Спал я на террасе. Набитое звездами громадное — всюду — небо вытянуло меня наружу и поместило в пространстве. Оно было таким же, как в детстве, когда я спал в сухотинском яблоневом саду или под стогом в ночном, во всю сферу, не пригашенное никаким светом с земли, оно переливалось, мерцало, ворошилось, мигало, пульсировало, жило, и лишь Млечный Путь оставался недвижим…
И была великая тишина. А я — постоянный житель Подмосковья — забыл о беззвучном мире.

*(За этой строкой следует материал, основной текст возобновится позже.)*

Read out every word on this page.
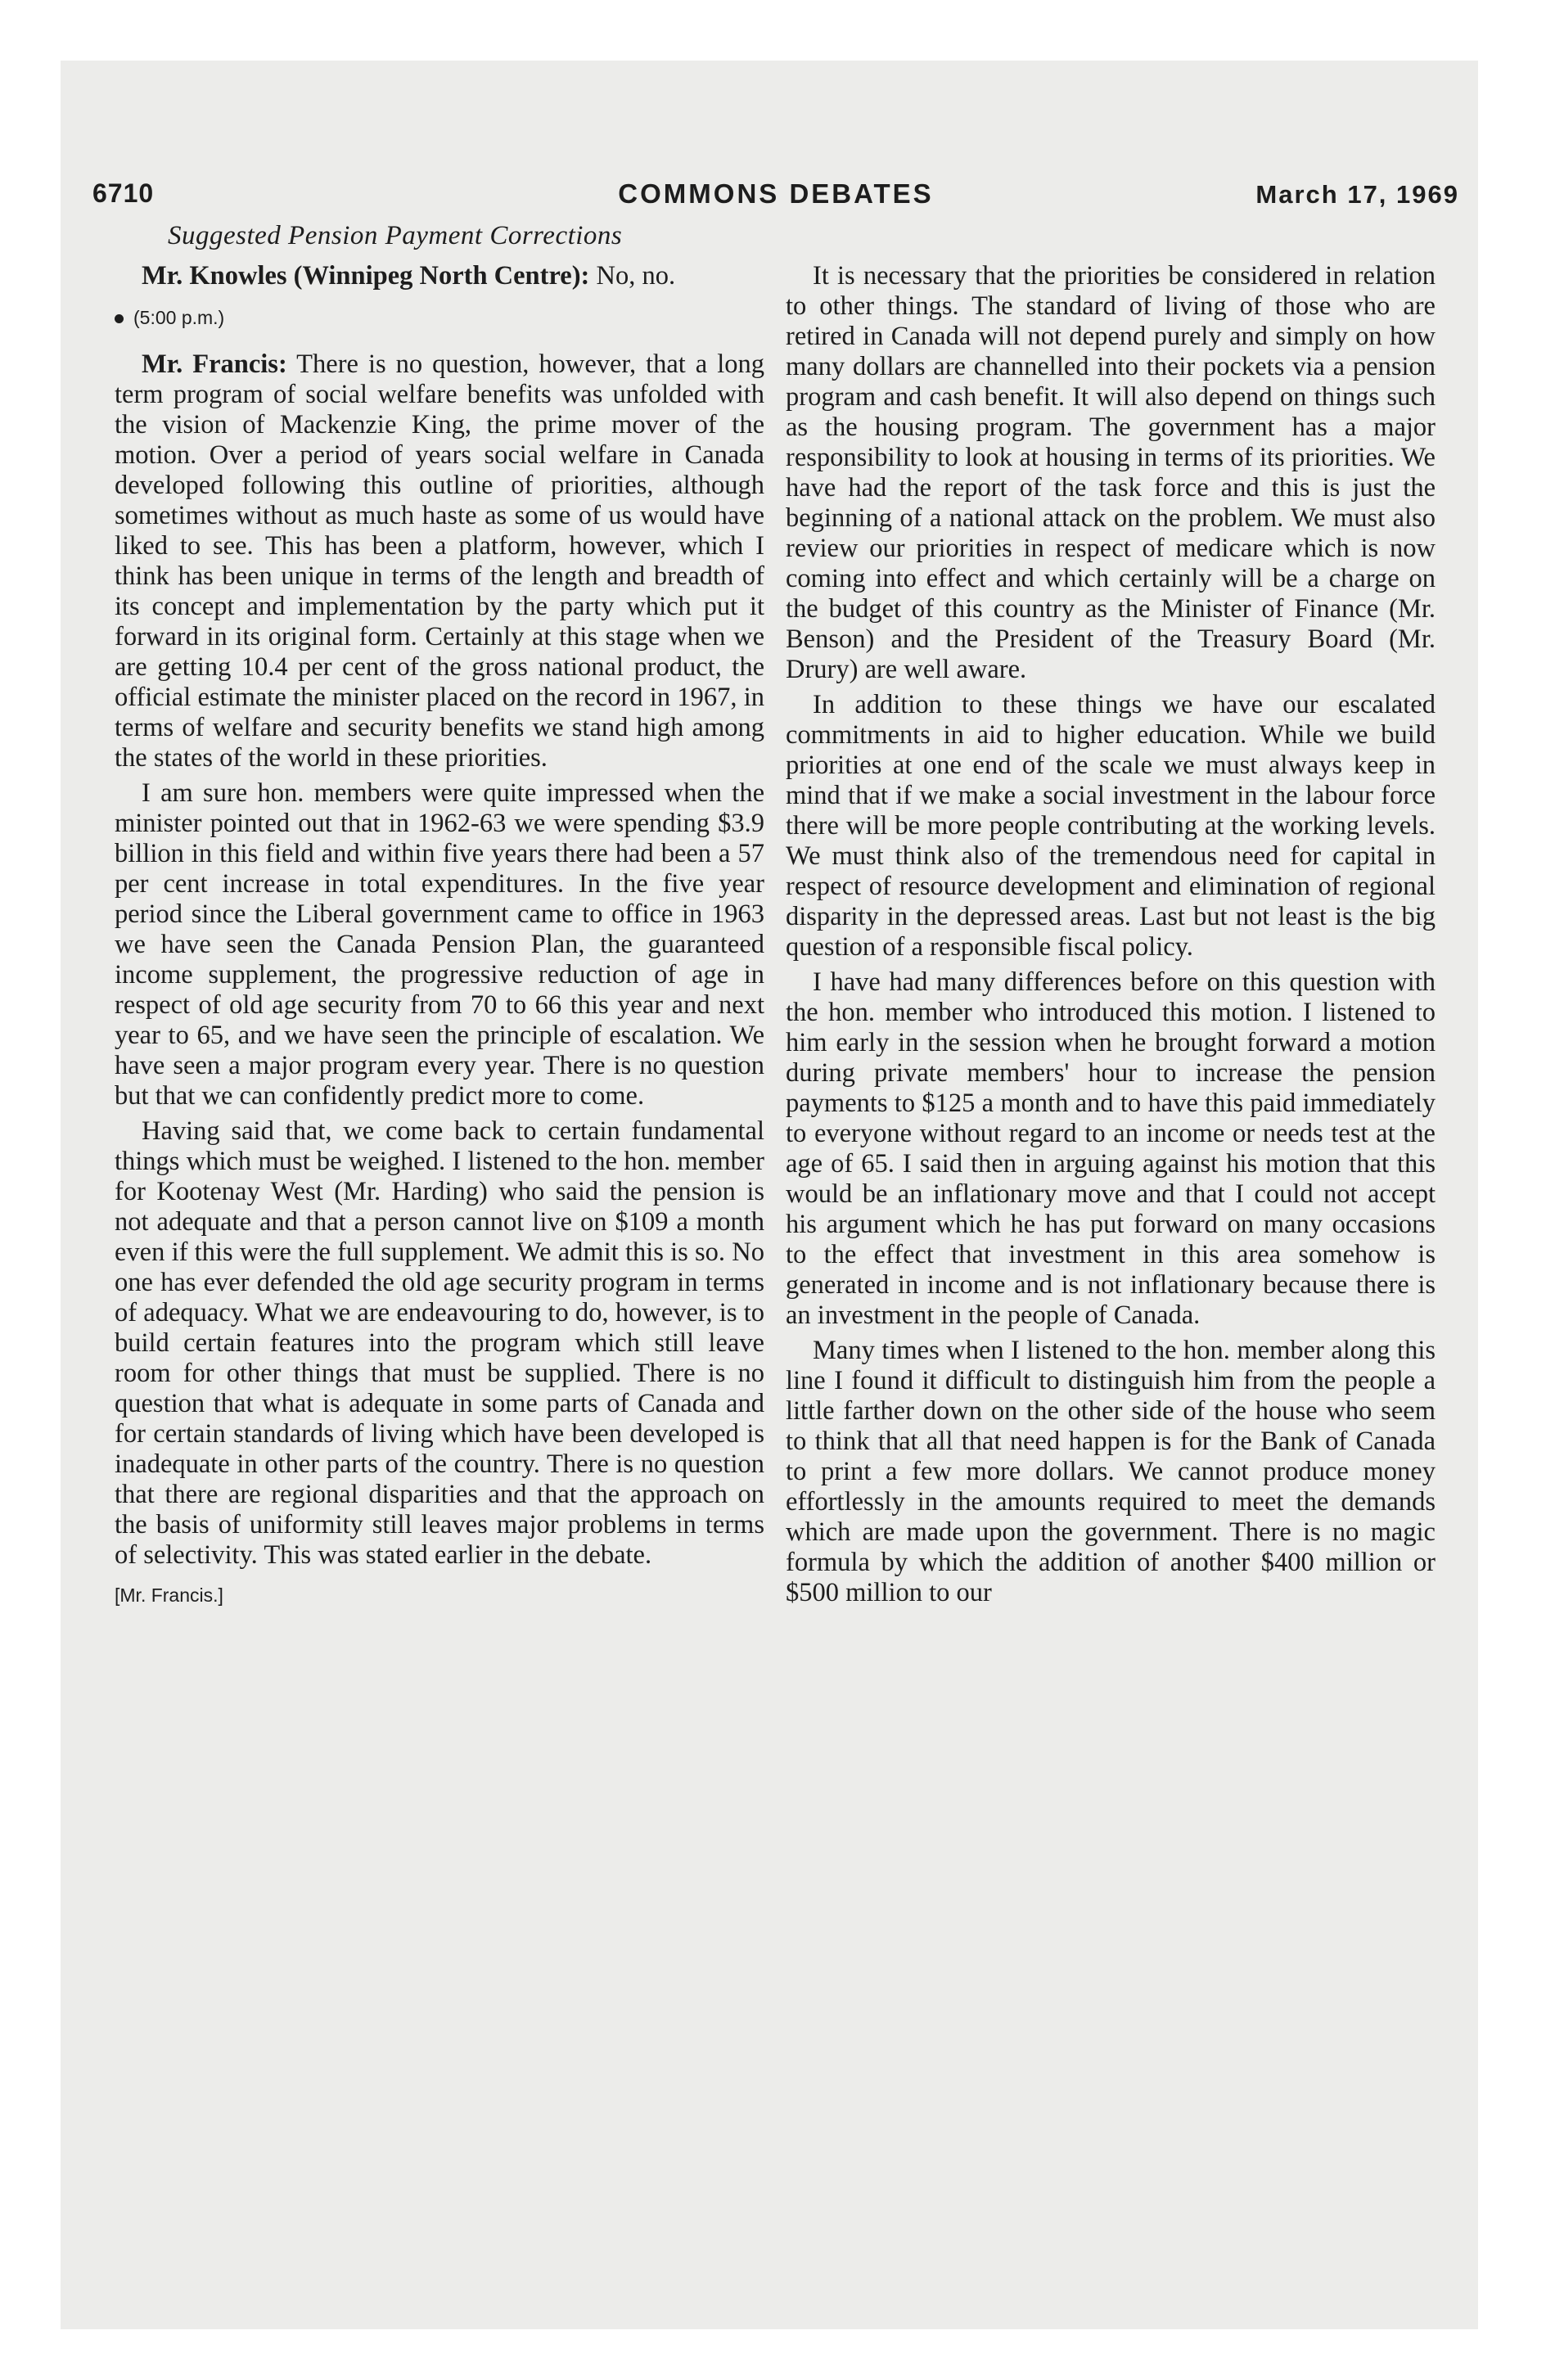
6710	COMMONS DEBATES	March 17, 1969
Suggested Pension Payment Corrections

Mr. Knowles (Winnipeg North Centre): No, no.

(5:00 p.m.)

Mr. Francis: There is no question, however, that a long term program of social welfare benefits was unfolded with the vision of Mackenzie King, the prime mover of the motion. Over a period of years social welfare in Canada developed following this outline of priorities, although sometimes without as much haste as some of us would have liked to see. This has been a platform, however, which I think has been unique in terms of the length and breadth of its concept and implementation by the party which put it forward in its original form. Certainly at this stage when we are getting 10.4 per cent of the gross national product, the official estimate the minister placed on the record in 1967, in terms of welfare and security benefits we stand high among the states of the world in these priorities.

I am sure hon. members were quite impressed when the minister pointed out that in 1962-63 we were spending $3.9 billion in this field and within five years there had been a 57 per cent increase in total expenditures. In the five year period since the Liberal government came to office in 1963 we have seen the Canada Pension Plan, the guaranteed income supplement, the progressive reduction of age in respect of old age security from 70 to 66 this year and next year to 65, and we have seen the principle of escalation. We have seen a major program every year. There is no question but that we can confidently predict more to come.

Having said that, we come back to certain fundamental things which must be weighed. I listened to the hon. member for Kootenay West (Mr. Harding) who said the pension is not adequate and that a person cannot live on $109 a month even if this were the full supplement. We admit this is so. No one has ever defended the old age security program in terms of adequacy. What we are endeavouring to do, however, is to build certain features into the program which still leave room for other things that must be supplied. There is no question that what is adequate in some parts of Canada and for certain standards of living which have been developed is inadequate in other parts of the country. There is no question that there are regional disparities and that the approach on the basis of uniformity still leaves major problems in terms of selectivity. This was stated earlier in the debate.

[Mr. Francis.]

It is necessary that the priorities be considered in relation to other things. The standard of living of those who are retired in Canada will not depend purely and simply on how many dollars are channelled into their pockets via a pension program and cash benefit. It will also depend on things such as the housing program. The government has a major responsibility to look at housing in terms of its priorities. We have had the report of the task force and this is just the beginning of a national attack on the problem. We must also review our priorities in respect of medicare which is now coming into effect and which certainly will be a charge on the budget of this country as the Minister of Finance (Mr. Benson) and the President of the Treasury Board (Mr. Drury) are well aware.

In addition to these things we have our escalated commitments in aid to higher education. While we build priorities at one end of the scale we must always keep in mind that if we make a social investment in the labour force there will be more people contributing at the working levels. We must think also of the tremendous need for capital in respect of resource development and elimination of regional disparity in the depressed areas. Last but not least is the big question of a responsible fiscal policy.

I have had many differences before on this question with the hon. member who introduced this motion. I listened to him early in the session when he brought forward a motion during private members' hour to increase the pension payments to $125 a month and to have this paid immediately to everyone without regard to an income or needs test at the age of 65. I said then in arguing against his motion that this would be an inflationary move and that I could not accept his argument which he has put forward on many occasions to the effect that investment in this area somehow is generated in income and is not inflationary because there is an investment in the people of Canada.

Many times when I listened to the hon. member along this line I found it difficult to distinguish him from the people a little farther down on the other side of the house who seem to think that all that need happen is for the Bank of Canada to print a few more dollars. We cannot produce money effortlessly in the amounts required to meet the demands which are made upon the government. There is no magic formula by which the addition of another $400 million or $500 million to our
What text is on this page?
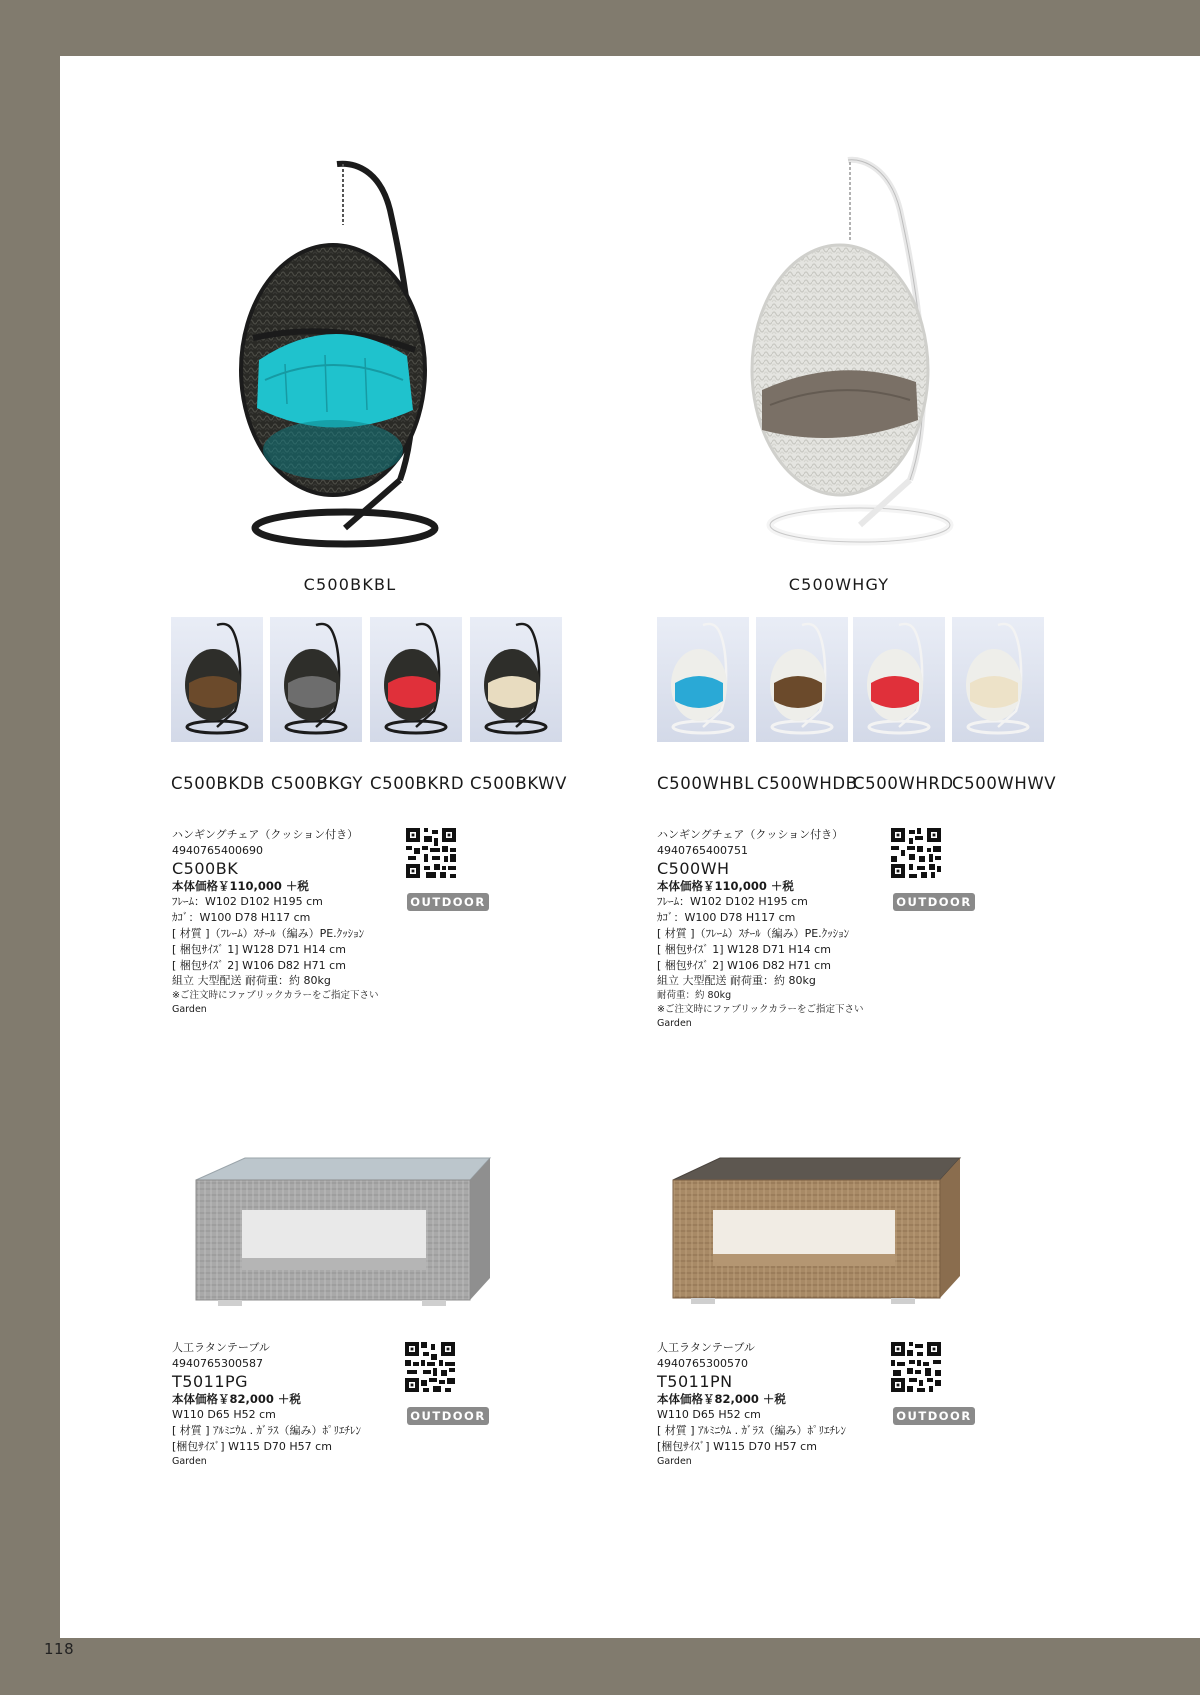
118
C500BKBL
C500BKDB C500BKGY C500BKRD C500BKWV
ハンギングチェア（クッション付き）
4940765400690
C500BK
本体価格￥110,000 ＋税
ﾌﾚｰﾑ：W102 D102 H195 cm
ｶｺﾞ：W100 D78 H117 cm
[ 材質 ]（ﾌﾚｰﾑ）ｽﾁｰﾙ（編み）PE.ｸｯｼｮﾝ
[ 梱包ｻｲｽﾞ 1] W128 D71 H14 cm
[ 梱包ｻｲｽﾞ 2] W106 D82 H71 cm
組立 大型配送 耐荷重：約 80kg
※ご注文時にファブリックカラーをご指定下さい
Garden
OUTDOOR
C500WHGY
C500WHBL C500WHDB
C500WHRD
C500WHWV
ハンギングチェア（クッション付き）
4940765400751
C500WH
本体価格￥110,000 ＋税
ﾌﾚｰﾑ：W102 D102 H195 cm
ｶｺﾞ：W100 D78 H117 cm
[ 材質 ]（ﾌﾚｰﾑ）ｽﾁｰﾙ（編み）PE.ｸｯｼｮﾝ
[ 梱包ｻｲｽﾞ 1] W128 D71 H14 cm
[ 梱包ｻｲｽﾞ 2] W106 D82 H71 cm
組立 大型配送 耐荷重：約 80kg
耐荷重：約 80kg
※ご注文時にファブリックカラーをご指定下さい
Garden
OUTDOOR
人工ラタンテーブル
4940765300587
T5011PG
本体価格￥82,000 ＋税
W110 D65 H52 cm
[ 材質 ] ｱﾙﾐﾆｳﾑ . ｶﾞﾗｽ（編み）ﾎﾟﾘｴﾁﾚﾝ
[梱包ｻｲｽﾞ] W115 D70 H57 cm
Garden
OUTDOOR
人工ラタンテーブル
4940765300570
T5011PN
本体価格￥82,000 ＋税
W110 D65 H52 cm
[ 材質 ] ｱﾙﾐﾆｳﾑ . ｶﾞﾗｽ（編み）ﾎﾟﾘｴﾁﾚﾝ
[梱包ｻｲｽﾞ] W115 D70 H57 cm
Garden
OUTDOOR
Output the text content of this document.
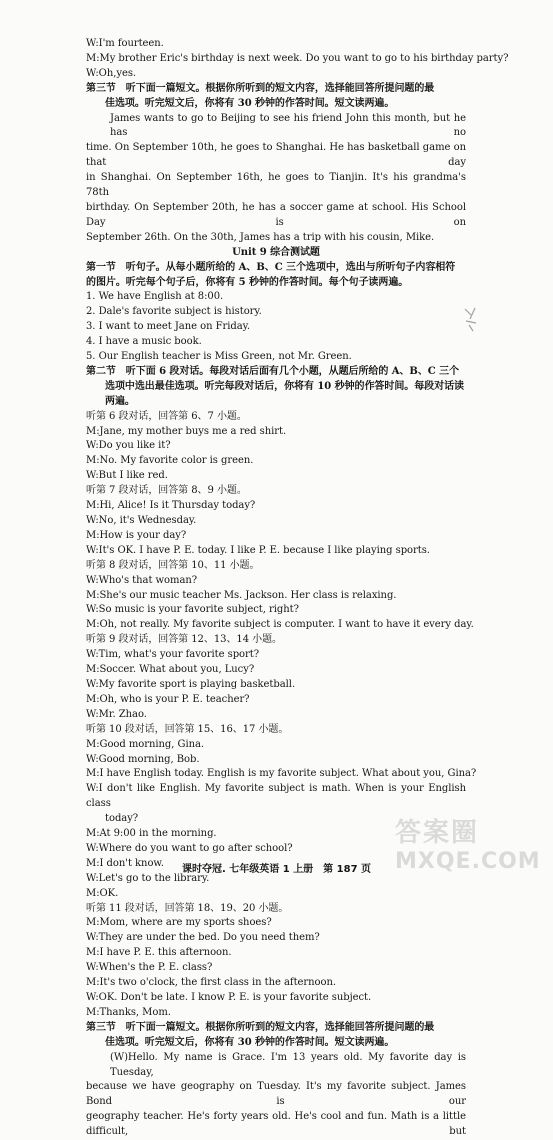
W:I'm fourteen.
M:My brother Eric's birthday is next week. Do you want to go to his birthday party?
W:Oh,yes.
第三节　听下面一篇短文。根据你所听到的短文内容，选择能回答所提问题的最
佳选项。听完短文后，你将有 30 秒钟的作答时间。短文读两遍。
James wants to go to Beijing to see his friend John this month, but he has no
time. On September 10th, he goes to Shanghai. He has basketball game on that day
in Shanghai. On September 16th, he goes to Tianjin. It's his grandma's 78th
birthday. On September 20th, he has a soccer game at school. His School Day is on
September 26th. On the 30th, James has a trip with his cousin, Mike.
Unit 9 综合测试题
第一节　听句子。从每小题所给的 A、B、C 三个选项中，选出与所听句子内容相符
的图片。听完每个句子后，你将有 5 秒钟的作答时间。每个句子读两遍。
1. We have English at 8:00.
2. Dale's favorite subject is history.
3. I want to meet Jane on Friday.
4. I have a music book.
5. Our English teacher is Miss Green, not Mr. Green.
第二节　听下面 6 段对话。每段对话后面有几个小题，从题后所给的 A、B、C 三个
选项中选出最佳选项。听完每段对话后，你将有 10 秒钟的作答时间。每段对话读
两遍。
听第 6 段对话，回答第 6、7 小题。
M:Jane, my mother buys me a red shirt.
W:Do you like it?
M:No. My favorite color is green.
W:But I like red.
听第 7 段对话，回答第 8、9 小题。
M:Hi, Alice! Is it Thursday today?
W:No, it's Wednesday.
M:How is your day?
W:It's OK. I have P. E. today. I like P. E. because I like playing sports.
听第 8 段对话，回答第 10、11 小题。
W:Who's that woman?
M:She's our music teacher Ms. Jackson. Her class is relaxing.
W:So music is your favorite subject, right?
M:Oh, not really. My favorite subject is computer. I want to have it every day.
听第 9 段对话，回答第 12、13、14 小题。
W:Tim, what's your favorite sport?
M:Soccer. What about you, Lucy?
W:My favorite sport is playing basketball.
M:Oh, who is your P. E. teacher?
W:Mr. Zhao.
听第 10 段对话，回答第 15、16、17 小题。
M:Good morning, Gina.
W:Good morning, Bob.
M:I have English today. English is my favorite subject. What about you, Gina?
W:I don't like English. My favorite subject is math. When is your English class
today?
M:At 9:00 in the morning.
W:Where do you want to go after school?
M:I don't know.
W:Let's go to the library.
M:OK.
听第 11 段对话，回答第 18、19、20 小题。
M:Mom, where are my sports shoes?
W:They are under the bed. Do you need them?
M:I have P. E. this afternoon.
W:When's the P. E. class?
M:It's two o'clock, the first class in the afternoon.
W:OK. Don't be late. I know P. E. is your favorite subject.
M:Thanks, Mom.
第三节　听下面一篇短文。根据你所听到的短文内容，选择能回答所提问题的最
佳选项。听完短文后，你将有 30 秒钟的作答时间。短文读两遍。
(W)Hello. My name is Grace. I'm 13 years old. My favorite day is Tuesday,
because we have geography on Tuesday. It's my favorite subject. James Bond is our
geography teacher. He's forty years old. He's cool and fun. Math is a little difficult, but
课时夺冠. 七年级英语 1 上册　第 187 页
答案圈
MXQE.COM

Ах, эти пионерские горны и бодрящие команды физзарядки, разносящиеся далеко окрест, и шесть пластинок, которые вот уже два десятка лет сопровождают юную, а заодно и нашу жизнь с раннего утра до позднего вечера; автомобили, бульдозеры, тракторы, мотоциклы ведут свои партии; трижды в день электродойка на молочной ферме шлет в простор пасхальный звон — я люблю рассматривать репродукции волжских видов Кустодиева с чудесными церковками и колокольнями на фоне синих небес под благовест доильных аппаратов; но главная звуковая мощь изливается сверху, там сосредоточены геликоны, тромбоны, барабаны, медные тарелки: над нами набирают высоту реактивные лайнеры с Внуковского аэродрома, над нами пролегает вертолетная трасса, соединяющая Внуково с Домодедовом, гигантские стрекозы почти задевают маковки сосен; и старые заслуженные самолеты, которым давно уже поставлены памятники, задышливо тянут над нами, патрулируя Калужское шоссе, а стрекочущие сельскохозяйственные самолетики трудолюбиво кропят белесой слизью наши скромные садочки; порой в блистающем, без облачка небе гремят тяжкие громы — то одолевают звуковой барьер новые ястребки. Ночью — я сплю у открытого окна — изрыгающие красное пламя драконы проходят так низко, что я вжимаюсь в подушку. Нет тишины, нет неба, нельзя же считать небом ту истерическую высь, загаженную и провонявшую не меньше земли, где моторный рев давно погасил музыку сфер.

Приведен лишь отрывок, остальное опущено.